Pets abandoned in their thousands: the dark side of summer in France
You know it’s summer here in France when a) the France 24 newsroom gradually begins to empty, b) the train home is packed with sleepy tourists on their way back from Versailles and c) French animal welfare organisations are desperately trying to dissuade people from abandoning their pets.
According to the animal welfare group 30 millions d’amis (30 million [furry] friends), no less than 60,000 pets are abandoned in France every year during the summer holidays. The Paris-based Société Protectrice des Animaux (Animal Protection Society), which runs shelters nationwide, reckons the figure is even higher: a whopping 100,000 animals abandoned by their owners.

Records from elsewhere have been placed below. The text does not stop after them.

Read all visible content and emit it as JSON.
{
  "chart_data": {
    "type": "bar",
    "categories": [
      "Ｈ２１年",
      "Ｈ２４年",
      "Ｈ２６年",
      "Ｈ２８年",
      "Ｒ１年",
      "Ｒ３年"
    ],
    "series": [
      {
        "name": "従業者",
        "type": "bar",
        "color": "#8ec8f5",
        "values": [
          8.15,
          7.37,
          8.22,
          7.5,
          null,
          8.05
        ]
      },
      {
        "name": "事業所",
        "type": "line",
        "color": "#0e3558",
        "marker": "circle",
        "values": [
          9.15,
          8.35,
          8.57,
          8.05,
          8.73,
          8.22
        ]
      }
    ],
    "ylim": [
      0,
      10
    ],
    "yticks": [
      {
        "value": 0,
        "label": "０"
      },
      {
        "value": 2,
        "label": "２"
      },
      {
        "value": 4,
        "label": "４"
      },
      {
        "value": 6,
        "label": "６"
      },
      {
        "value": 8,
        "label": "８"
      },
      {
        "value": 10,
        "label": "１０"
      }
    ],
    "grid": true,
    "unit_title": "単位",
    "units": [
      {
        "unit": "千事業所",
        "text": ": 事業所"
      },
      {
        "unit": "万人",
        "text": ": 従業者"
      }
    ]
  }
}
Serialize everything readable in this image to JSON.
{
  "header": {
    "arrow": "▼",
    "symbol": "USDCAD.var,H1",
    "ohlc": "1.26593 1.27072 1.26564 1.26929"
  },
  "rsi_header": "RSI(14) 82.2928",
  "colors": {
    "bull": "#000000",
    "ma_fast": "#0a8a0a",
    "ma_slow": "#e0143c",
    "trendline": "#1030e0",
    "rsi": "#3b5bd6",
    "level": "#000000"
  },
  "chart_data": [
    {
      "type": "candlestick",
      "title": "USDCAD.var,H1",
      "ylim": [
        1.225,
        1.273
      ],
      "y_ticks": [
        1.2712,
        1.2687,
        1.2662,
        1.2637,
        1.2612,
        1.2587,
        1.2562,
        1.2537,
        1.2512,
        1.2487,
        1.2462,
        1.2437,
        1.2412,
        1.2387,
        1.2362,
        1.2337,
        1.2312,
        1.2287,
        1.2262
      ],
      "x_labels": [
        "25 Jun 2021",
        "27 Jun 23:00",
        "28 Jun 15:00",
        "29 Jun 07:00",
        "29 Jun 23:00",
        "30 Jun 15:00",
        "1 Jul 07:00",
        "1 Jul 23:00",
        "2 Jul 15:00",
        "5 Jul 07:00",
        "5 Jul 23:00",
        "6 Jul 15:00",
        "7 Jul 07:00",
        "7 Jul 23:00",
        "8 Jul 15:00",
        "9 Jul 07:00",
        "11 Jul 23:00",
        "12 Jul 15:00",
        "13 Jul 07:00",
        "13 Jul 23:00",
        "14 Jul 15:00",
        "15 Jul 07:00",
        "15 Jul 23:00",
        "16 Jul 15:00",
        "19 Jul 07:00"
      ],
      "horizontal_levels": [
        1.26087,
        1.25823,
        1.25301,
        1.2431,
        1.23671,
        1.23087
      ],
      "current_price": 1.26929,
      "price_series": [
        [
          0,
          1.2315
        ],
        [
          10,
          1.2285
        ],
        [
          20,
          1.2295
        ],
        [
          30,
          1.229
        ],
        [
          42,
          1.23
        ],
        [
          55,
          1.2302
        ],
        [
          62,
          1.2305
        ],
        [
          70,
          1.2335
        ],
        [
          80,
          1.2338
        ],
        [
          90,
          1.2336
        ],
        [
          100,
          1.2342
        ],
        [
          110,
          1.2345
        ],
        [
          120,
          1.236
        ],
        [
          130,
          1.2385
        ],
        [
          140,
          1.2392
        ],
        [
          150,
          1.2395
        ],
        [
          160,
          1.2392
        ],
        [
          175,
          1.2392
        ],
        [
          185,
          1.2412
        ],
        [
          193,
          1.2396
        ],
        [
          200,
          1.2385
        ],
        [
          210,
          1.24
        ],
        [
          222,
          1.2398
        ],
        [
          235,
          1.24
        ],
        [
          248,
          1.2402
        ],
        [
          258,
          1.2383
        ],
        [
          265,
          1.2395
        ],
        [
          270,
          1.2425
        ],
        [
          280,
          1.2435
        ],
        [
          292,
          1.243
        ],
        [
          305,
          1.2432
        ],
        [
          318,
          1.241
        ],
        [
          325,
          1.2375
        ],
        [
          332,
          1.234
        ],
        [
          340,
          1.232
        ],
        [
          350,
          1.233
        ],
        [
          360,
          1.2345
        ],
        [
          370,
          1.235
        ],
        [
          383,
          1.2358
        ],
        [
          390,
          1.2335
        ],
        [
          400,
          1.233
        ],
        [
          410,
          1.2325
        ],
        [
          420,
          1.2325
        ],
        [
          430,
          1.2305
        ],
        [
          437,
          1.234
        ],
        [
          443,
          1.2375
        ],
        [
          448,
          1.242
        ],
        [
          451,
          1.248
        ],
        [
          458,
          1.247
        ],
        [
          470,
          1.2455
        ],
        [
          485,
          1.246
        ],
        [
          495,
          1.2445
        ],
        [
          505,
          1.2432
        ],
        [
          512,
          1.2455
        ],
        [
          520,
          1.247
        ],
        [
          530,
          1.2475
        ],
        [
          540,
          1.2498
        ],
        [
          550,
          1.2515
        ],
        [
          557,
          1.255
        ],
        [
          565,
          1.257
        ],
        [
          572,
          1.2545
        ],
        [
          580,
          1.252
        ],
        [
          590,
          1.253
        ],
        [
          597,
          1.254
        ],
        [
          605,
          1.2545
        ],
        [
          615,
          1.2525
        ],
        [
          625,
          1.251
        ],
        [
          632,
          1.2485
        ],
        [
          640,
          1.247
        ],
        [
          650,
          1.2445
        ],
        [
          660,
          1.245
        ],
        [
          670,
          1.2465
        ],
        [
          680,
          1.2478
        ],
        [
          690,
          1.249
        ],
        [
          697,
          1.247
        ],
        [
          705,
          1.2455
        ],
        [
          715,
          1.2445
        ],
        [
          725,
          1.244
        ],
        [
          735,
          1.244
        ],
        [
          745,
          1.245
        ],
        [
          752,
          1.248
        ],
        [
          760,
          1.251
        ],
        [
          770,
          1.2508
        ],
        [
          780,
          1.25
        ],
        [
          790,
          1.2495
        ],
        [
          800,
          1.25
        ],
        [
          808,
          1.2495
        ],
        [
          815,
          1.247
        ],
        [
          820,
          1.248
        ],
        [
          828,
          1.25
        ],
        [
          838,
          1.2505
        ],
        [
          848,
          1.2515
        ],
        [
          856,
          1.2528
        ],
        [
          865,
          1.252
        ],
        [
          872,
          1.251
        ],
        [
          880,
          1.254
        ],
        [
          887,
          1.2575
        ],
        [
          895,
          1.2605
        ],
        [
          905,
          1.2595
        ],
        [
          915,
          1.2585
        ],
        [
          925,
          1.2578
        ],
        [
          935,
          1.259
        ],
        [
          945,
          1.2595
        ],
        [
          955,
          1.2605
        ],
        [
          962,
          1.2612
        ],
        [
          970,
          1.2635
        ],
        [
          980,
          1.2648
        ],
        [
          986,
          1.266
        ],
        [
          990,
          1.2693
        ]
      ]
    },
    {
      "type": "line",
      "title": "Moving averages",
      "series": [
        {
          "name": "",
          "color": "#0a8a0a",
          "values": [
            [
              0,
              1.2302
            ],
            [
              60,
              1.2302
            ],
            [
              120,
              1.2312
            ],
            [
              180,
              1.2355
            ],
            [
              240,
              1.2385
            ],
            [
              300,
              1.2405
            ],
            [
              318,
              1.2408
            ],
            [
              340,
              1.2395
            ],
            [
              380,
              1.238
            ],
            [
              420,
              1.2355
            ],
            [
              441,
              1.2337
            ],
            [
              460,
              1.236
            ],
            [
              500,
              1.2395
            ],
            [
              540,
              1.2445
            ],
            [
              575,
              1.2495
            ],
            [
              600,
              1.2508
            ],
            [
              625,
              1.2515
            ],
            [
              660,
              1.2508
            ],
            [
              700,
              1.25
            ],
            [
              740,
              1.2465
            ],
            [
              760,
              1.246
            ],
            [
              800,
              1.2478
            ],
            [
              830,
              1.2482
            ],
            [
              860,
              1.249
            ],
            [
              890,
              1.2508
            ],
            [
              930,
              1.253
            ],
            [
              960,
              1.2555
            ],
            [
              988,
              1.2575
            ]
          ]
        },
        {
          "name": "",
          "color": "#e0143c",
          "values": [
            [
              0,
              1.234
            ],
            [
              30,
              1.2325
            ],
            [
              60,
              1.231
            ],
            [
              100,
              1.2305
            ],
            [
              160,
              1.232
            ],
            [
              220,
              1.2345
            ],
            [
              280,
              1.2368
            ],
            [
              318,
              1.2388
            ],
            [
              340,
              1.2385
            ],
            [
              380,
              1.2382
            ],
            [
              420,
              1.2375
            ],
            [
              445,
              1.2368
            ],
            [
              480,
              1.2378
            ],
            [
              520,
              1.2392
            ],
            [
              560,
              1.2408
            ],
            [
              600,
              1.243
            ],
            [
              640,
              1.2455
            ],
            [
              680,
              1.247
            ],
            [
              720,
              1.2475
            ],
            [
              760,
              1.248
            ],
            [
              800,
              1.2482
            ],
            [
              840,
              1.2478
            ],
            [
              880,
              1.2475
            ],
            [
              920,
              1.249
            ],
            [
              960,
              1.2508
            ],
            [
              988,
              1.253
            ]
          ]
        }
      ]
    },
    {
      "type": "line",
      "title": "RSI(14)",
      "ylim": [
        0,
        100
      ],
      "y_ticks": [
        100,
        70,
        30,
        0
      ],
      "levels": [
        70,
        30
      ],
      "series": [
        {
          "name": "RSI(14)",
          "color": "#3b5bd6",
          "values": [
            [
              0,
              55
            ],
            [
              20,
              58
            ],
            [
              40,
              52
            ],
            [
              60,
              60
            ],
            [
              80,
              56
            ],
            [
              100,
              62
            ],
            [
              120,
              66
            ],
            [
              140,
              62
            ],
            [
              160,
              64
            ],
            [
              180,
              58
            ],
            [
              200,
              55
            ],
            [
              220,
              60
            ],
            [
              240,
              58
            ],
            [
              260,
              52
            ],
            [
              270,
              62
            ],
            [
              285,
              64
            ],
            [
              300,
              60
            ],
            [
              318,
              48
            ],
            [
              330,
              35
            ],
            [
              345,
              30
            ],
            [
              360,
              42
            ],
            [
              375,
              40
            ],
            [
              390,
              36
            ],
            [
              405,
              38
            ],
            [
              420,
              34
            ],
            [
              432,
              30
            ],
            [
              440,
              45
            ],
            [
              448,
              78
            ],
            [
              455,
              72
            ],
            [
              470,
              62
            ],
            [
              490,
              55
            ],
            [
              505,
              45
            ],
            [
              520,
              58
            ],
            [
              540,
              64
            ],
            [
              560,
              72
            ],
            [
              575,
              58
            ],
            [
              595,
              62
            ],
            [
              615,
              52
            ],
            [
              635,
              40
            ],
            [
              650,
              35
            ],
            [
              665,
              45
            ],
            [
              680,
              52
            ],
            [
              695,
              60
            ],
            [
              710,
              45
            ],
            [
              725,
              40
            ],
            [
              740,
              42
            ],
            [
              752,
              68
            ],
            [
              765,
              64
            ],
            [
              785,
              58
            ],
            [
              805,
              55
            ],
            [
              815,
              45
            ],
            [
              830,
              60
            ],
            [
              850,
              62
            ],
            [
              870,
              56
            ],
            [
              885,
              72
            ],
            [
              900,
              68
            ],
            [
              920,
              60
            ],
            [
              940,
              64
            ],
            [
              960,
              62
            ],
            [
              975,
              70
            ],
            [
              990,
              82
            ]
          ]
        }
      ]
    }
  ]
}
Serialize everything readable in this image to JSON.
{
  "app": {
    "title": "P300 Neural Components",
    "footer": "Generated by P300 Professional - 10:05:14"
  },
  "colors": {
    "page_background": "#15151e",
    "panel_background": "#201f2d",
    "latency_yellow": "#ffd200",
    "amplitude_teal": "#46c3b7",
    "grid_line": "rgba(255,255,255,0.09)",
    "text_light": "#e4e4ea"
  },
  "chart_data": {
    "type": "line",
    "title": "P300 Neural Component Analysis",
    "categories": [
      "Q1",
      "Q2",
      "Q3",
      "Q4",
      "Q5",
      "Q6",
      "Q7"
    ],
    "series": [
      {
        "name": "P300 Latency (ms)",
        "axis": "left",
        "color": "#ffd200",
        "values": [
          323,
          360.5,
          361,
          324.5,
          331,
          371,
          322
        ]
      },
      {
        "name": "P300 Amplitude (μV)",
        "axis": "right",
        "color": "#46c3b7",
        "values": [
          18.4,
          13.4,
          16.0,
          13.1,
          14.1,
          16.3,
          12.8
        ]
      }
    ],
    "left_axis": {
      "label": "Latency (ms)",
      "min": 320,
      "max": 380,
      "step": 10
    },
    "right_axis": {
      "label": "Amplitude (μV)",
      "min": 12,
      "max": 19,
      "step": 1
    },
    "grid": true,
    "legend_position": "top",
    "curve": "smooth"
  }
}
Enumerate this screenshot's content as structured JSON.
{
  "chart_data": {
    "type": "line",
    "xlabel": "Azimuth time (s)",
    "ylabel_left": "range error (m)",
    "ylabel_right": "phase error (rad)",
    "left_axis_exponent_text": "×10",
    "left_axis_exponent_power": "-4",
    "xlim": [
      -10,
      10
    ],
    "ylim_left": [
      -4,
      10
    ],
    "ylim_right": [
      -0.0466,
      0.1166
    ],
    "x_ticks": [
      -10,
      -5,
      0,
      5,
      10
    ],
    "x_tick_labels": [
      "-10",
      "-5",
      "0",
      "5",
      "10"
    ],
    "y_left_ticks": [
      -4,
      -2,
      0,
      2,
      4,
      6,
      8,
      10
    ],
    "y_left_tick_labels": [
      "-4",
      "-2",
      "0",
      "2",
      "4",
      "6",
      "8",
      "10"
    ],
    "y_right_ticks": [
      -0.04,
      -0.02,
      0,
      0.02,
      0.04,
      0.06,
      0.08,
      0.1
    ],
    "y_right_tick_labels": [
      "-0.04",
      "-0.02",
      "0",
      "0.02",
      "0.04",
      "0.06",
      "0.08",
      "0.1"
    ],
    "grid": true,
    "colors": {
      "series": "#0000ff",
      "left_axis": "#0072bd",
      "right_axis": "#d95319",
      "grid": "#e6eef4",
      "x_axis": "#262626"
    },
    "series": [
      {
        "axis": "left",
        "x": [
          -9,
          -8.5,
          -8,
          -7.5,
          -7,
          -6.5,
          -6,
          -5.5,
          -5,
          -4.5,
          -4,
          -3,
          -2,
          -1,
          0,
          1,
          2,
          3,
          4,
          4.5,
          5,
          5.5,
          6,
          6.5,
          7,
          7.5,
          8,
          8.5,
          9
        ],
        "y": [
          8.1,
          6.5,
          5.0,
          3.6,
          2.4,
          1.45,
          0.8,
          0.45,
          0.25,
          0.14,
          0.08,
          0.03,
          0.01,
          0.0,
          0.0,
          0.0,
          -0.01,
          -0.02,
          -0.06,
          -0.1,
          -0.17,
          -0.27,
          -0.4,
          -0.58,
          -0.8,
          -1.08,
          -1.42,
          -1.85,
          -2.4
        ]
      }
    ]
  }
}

I spoke to Marion Giroud of the Confédération Nationale des SPA de France, which federates its own network of animal shelters nationwide. “People don’t think about the constraints” when they buy a pet, she told me in a telephone interview. Although going on holiday would appear to be a pretty obvious one, it only seems to dawn on some pet owners when it’s already too late. Seemingly unable to find a kennel, a pet-sitter or to take their pet with them, they then choose to abandon said pet rather than miss out on their vacation. “Some of them phone us up just before their holiday, saying that all the kennels are full”, Giroud explains. Although she acknowledges that there are not enough kennels and catteries in France, she points out that pet-sitting services offered by individuals are now easy to find online (one such website is Tendea).
A Samoyed dog. Every year, as many as 100,000 pets are abandoned in France. © Caroline Clarkson
The shocking figure of 100,000 abandonments covers two types of situation: those pets handed over to a shelter by their owners, plus those animals which are unceremoniously dumped and later found. That’s right: not all owners go to the trouble of tracking down a shelter for their former furry friend. “We find cats with their ears cut so that they can’t be traced by their earmark, dogs tied to trees, and indoor cats dumped in the countryside”, Reha Hutin, the head of 30 millions d’amis, told the website of free newspaper 20 Minutes. Hutin adds that these days, even small animals such as gerbils and hamsters are being abandoned.
Let’s try to compare these figures with those for the UK, for example. Last year, the RSPCA (Royal Society for the Prevention of Cruelty to Animals), received 28,000 calls from the public about abandoned animals. But this figure does not take into account those pets handed over to shelters by their owners. This is because the RSPCA takes in animals it has rescued; it does not take in unwanted animals like a typical shelter.
Like I say, abandonment is such a problem here in France that animal welfare groups run public awareness campaigns every summer. This year, 30 millions d’amis has chosen the tagline “An animal doesn’t cry.... It suffers in silence", as shown just below.
This year's campaign poster by 30 millions d’amis.
So why are the figures still so high despite all these years of campaigning? To try to understand the reasons for abandonment, 30 millions d’amis carried out a survey of shelters back in 2008. The results are enlightening: 9 out of 10 dogs abandoned are large dogs, two thirds of all animals abandoned are adults, and 7 out of 10 dogs abandoned are mongrels. All of which tends to suggest that too many people are (still) falling for that cute puppy or kitten in the window, without thinking ahead about how to care for it.
Marion Giroud confirms this impression. “We live in a consumer society and a pet is often an impulse buy”, she says. “It even happens that people who have just bought a pedigree animal - at considerable cost - abandon it at a shelter a few days later, having realised they cannot look after it”. Giroud also points out that in Germany, where there are fewer abandonments, dog owners have to pay a tax, which may well be helping to reduce impulse buying.
This year's campaign poster by the Confédération Nationale des SPA de France. The slogan reads "[In] 2012, there are still some [people] who abandon".
Despite the depressingly high figures, Giroud claims the annual campaigns have at least convinced more owners to sign their pet over to a shelter, rather than abandon it in the street. This is small comfort, surely, so what more can be done? Giroud calls for two things:
• “Support at the political level” in France. This means changing the legal status of animals (currently, an animal has the status of personal property, not that of a living being). This change is a long-standing demand of French animal welfare groups.
• Tighter regulation of pet shops, and of online pet adverts.
But evidently, more French pet owners still need to understand the basic message behind that simple but effective slogan: “A dog is for life, not just for Christmas”. The tagline, coined by the UK's Dogs Trust back in 1978, appears as relevant as ever.